Abstract

This book is a splendid survey of an important subject. Klaus Mühlhahn's focus is primarily on the institutional practice of punishment in twentieth-century China. Discussions of the other aspects of the criminal justice system—the development of the court system, the spread of new forms of legal consciousness, the professionalization of legal representation, and so on—appear, if at all, only to provide the supplementary context to the main concerns of the study. The complex history of penal practices in imperial China, too, is confined to a single chapter under the suggestive title of “The Right Degree of Pain,” which sets the scene for the examination in detail of the changes of the twentieth century. Still, Mühlhahn has set himself a challenging agenda.

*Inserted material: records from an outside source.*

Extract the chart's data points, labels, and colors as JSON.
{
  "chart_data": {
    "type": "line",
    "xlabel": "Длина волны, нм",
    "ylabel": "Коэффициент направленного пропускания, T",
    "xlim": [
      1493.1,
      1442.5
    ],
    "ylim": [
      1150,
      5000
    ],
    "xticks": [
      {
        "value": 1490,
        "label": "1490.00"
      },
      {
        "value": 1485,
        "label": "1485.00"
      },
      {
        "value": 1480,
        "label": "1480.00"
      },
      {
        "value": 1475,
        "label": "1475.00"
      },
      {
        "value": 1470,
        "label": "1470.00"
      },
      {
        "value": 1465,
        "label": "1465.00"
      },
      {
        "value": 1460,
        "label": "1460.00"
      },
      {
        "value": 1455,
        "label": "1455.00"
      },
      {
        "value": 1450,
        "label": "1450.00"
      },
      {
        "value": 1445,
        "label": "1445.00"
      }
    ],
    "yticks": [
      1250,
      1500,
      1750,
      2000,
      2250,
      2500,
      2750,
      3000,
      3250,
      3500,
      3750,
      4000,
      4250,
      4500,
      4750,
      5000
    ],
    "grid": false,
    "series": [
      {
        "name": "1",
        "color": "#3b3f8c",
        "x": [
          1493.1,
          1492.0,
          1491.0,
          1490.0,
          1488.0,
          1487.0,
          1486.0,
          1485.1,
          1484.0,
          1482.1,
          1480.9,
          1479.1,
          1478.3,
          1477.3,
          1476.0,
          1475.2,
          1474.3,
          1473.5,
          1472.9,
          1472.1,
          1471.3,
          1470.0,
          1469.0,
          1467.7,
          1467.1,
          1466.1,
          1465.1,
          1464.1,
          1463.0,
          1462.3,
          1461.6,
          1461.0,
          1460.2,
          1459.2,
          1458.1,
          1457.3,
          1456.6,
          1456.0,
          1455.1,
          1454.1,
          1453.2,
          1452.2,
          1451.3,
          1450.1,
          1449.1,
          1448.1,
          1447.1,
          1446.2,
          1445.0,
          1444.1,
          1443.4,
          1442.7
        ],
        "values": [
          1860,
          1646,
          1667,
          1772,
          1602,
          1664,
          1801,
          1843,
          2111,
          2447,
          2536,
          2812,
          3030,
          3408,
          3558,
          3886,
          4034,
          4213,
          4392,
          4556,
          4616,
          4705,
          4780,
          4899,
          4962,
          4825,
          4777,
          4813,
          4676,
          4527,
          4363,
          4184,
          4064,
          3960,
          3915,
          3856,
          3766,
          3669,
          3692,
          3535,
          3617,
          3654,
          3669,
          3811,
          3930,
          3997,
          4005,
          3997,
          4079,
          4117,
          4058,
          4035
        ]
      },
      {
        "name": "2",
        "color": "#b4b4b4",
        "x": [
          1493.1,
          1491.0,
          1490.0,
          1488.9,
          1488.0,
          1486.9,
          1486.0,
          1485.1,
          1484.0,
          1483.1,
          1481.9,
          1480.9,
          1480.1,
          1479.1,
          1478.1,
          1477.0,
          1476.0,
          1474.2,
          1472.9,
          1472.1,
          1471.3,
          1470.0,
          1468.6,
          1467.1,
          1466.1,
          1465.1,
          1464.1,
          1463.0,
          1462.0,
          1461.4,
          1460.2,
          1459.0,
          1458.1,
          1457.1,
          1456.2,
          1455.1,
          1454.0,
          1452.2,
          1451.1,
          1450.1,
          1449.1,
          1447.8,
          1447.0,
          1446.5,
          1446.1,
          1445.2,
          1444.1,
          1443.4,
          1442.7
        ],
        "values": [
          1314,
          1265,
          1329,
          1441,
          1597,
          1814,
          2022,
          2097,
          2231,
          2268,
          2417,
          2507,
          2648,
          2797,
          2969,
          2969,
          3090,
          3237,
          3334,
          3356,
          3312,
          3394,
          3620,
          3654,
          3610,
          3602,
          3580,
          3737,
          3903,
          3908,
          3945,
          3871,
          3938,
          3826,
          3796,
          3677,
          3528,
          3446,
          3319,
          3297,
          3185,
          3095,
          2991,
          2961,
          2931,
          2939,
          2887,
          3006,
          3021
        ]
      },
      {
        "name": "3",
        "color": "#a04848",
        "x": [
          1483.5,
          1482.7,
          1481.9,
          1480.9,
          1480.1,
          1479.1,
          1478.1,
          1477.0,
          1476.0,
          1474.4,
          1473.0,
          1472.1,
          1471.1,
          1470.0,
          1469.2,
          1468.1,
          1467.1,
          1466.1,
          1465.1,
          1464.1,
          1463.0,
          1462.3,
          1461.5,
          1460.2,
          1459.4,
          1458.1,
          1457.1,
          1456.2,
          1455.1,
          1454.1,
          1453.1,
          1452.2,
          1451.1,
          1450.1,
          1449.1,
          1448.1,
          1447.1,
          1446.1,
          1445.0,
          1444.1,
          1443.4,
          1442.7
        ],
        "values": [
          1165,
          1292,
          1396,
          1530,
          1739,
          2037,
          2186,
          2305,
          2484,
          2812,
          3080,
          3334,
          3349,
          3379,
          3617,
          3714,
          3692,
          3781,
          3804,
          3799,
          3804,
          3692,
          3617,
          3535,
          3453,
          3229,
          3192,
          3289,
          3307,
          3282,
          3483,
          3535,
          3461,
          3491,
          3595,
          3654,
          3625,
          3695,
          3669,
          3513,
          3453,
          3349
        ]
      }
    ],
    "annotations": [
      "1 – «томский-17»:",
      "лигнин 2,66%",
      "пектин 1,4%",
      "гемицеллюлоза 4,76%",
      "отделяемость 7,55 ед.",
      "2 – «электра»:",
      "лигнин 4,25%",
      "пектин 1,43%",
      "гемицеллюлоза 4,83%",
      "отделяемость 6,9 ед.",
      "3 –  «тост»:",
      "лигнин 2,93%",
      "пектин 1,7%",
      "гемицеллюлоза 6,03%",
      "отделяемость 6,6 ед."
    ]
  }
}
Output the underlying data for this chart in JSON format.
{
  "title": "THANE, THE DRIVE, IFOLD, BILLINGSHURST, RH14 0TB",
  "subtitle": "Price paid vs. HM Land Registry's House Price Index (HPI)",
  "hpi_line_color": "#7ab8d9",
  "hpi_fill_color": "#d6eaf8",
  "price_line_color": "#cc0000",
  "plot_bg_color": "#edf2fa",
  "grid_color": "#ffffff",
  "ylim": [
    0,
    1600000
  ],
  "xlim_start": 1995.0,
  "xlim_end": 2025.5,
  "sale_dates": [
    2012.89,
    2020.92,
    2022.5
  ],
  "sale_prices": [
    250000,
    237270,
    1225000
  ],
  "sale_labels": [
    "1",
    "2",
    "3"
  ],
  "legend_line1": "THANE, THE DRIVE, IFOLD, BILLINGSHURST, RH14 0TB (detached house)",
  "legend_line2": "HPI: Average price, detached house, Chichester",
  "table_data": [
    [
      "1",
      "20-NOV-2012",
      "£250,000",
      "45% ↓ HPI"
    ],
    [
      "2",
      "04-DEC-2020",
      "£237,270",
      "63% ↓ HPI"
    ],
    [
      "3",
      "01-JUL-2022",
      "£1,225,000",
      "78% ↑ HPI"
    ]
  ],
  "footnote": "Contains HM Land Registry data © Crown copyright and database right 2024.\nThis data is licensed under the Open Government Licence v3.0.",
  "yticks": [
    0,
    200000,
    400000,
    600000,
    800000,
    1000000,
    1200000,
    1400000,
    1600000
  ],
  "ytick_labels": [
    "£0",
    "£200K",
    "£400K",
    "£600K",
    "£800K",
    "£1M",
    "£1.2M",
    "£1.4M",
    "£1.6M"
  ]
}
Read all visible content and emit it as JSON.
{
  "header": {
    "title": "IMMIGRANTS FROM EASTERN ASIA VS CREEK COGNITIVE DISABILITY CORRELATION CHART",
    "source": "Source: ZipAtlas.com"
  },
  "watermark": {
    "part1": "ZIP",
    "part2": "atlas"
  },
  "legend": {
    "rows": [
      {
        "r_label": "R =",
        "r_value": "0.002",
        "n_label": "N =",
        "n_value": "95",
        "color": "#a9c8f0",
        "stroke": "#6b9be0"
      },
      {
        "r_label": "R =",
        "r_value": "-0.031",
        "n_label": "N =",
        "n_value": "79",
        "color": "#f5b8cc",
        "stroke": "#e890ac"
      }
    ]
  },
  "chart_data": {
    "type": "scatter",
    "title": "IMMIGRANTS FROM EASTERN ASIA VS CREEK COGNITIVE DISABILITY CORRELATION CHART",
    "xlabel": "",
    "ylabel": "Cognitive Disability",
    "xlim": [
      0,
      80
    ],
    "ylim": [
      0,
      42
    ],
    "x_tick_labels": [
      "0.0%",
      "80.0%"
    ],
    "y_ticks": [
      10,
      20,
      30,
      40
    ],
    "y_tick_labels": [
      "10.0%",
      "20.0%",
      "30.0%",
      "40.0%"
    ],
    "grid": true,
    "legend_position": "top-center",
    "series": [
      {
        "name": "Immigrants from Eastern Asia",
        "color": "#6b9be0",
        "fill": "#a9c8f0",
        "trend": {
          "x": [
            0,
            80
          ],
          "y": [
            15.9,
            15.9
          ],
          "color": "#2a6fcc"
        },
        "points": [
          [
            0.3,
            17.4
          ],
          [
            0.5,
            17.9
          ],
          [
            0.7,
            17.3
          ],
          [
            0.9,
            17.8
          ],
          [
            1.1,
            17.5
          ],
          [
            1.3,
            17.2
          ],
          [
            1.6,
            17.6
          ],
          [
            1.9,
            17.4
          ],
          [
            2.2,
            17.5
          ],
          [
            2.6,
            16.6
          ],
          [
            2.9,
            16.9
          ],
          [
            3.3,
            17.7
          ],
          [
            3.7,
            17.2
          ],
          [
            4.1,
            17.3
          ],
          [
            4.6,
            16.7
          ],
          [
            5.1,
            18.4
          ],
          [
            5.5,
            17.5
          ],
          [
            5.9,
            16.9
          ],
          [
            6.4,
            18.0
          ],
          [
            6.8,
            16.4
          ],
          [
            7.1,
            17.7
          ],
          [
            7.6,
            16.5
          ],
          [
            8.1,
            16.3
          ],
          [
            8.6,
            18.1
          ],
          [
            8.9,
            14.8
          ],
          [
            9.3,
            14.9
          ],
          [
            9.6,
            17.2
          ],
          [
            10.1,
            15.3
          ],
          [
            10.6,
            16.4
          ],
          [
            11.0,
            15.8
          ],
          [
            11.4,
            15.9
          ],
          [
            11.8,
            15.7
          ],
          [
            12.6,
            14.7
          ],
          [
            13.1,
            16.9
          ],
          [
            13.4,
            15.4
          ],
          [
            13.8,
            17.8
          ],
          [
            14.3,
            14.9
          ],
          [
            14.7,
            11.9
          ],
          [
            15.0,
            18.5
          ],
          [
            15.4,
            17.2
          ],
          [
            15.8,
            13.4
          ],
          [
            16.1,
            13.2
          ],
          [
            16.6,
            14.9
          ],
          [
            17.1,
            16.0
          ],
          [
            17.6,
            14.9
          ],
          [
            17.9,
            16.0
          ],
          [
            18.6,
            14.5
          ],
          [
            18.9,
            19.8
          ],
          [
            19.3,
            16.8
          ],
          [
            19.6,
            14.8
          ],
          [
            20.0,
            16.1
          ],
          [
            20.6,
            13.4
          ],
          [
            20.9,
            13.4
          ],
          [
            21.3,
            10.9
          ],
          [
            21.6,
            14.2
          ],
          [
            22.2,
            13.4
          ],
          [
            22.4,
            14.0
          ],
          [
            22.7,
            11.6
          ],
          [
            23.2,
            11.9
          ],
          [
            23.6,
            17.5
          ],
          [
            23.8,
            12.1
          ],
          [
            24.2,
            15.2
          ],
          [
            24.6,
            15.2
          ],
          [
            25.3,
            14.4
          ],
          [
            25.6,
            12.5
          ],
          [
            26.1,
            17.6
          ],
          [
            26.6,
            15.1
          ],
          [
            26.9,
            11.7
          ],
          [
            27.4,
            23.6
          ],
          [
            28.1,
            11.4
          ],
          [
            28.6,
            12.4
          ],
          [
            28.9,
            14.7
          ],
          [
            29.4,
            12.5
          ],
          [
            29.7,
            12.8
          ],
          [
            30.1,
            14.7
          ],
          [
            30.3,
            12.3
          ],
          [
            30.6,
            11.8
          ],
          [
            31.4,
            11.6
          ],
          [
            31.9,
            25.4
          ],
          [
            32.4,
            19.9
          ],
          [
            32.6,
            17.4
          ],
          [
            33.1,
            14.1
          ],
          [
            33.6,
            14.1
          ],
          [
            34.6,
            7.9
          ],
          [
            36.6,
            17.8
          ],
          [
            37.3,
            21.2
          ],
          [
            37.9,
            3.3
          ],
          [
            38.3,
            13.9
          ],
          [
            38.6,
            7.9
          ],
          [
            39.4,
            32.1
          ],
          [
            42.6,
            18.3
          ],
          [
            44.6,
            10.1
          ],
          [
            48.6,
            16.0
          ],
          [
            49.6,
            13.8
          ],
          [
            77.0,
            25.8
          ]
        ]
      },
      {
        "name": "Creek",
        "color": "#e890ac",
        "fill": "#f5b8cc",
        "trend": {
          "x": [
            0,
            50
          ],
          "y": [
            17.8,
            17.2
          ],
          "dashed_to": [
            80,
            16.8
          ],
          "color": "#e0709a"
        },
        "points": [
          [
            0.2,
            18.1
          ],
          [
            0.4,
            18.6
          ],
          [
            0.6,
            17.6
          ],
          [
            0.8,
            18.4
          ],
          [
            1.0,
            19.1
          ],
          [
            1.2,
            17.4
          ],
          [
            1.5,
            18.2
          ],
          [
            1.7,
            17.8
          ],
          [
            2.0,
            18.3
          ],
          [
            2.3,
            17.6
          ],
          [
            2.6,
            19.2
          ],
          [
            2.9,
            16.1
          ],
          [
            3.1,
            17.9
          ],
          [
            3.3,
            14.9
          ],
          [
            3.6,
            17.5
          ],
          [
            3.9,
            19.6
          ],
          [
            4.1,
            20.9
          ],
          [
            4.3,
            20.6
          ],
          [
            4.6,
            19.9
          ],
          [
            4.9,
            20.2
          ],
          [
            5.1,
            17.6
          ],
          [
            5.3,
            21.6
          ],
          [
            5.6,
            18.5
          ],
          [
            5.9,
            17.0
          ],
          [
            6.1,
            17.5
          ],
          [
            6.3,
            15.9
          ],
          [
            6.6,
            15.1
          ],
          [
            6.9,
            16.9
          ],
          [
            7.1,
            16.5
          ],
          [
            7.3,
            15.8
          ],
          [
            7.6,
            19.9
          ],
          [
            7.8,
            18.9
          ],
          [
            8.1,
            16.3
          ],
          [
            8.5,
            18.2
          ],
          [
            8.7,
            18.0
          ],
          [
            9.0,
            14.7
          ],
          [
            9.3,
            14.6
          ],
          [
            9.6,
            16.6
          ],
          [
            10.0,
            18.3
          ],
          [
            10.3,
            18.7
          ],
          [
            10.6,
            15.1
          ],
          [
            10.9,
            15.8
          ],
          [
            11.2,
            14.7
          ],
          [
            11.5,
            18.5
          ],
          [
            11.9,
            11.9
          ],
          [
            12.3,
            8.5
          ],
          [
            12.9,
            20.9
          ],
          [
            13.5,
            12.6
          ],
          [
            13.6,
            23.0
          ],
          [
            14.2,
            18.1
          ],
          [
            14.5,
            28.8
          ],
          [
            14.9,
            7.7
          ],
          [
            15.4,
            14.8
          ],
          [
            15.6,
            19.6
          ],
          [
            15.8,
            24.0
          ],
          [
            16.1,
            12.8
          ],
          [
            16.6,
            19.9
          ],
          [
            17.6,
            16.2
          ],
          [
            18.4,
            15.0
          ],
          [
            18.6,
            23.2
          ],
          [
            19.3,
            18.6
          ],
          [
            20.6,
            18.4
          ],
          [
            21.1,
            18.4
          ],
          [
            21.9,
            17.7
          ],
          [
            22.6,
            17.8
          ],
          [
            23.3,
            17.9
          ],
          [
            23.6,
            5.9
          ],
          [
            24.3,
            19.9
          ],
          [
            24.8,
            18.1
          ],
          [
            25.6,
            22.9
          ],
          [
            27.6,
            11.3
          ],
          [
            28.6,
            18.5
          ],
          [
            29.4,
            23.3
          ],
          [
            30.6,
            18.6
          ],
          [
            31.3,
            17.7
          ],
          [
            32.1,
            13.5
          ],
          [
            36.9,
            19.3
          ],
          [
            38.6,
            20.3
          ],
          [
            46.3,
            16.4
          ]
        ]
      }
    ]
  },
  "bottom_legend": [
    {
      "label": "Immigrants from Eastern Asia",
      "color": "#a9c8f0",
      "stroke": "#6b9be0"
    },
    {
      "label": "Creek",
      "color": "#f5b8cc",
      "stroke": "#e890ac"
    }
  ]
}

This book, he notes, “examines not only how justice is handled in legal procedures but also how it operates in political, social, and cultural terms: embodied in power mechanisms, traditions, value systems, ideas, and social structure” (p. 4). He intends “to bring to the fore the complexity of human institutions and the ambiguity of human agency in history” (p. 10). Furthermore, although Mühlhahn acknowledges that the use of the testimonies of survivors to reconstruct the experience of prisoners raises “fundamental issues” of representing and interpreting history, he still gives voice to those who were victimized and traumatized by the Chinese criminal justice system (pp. 9, 13).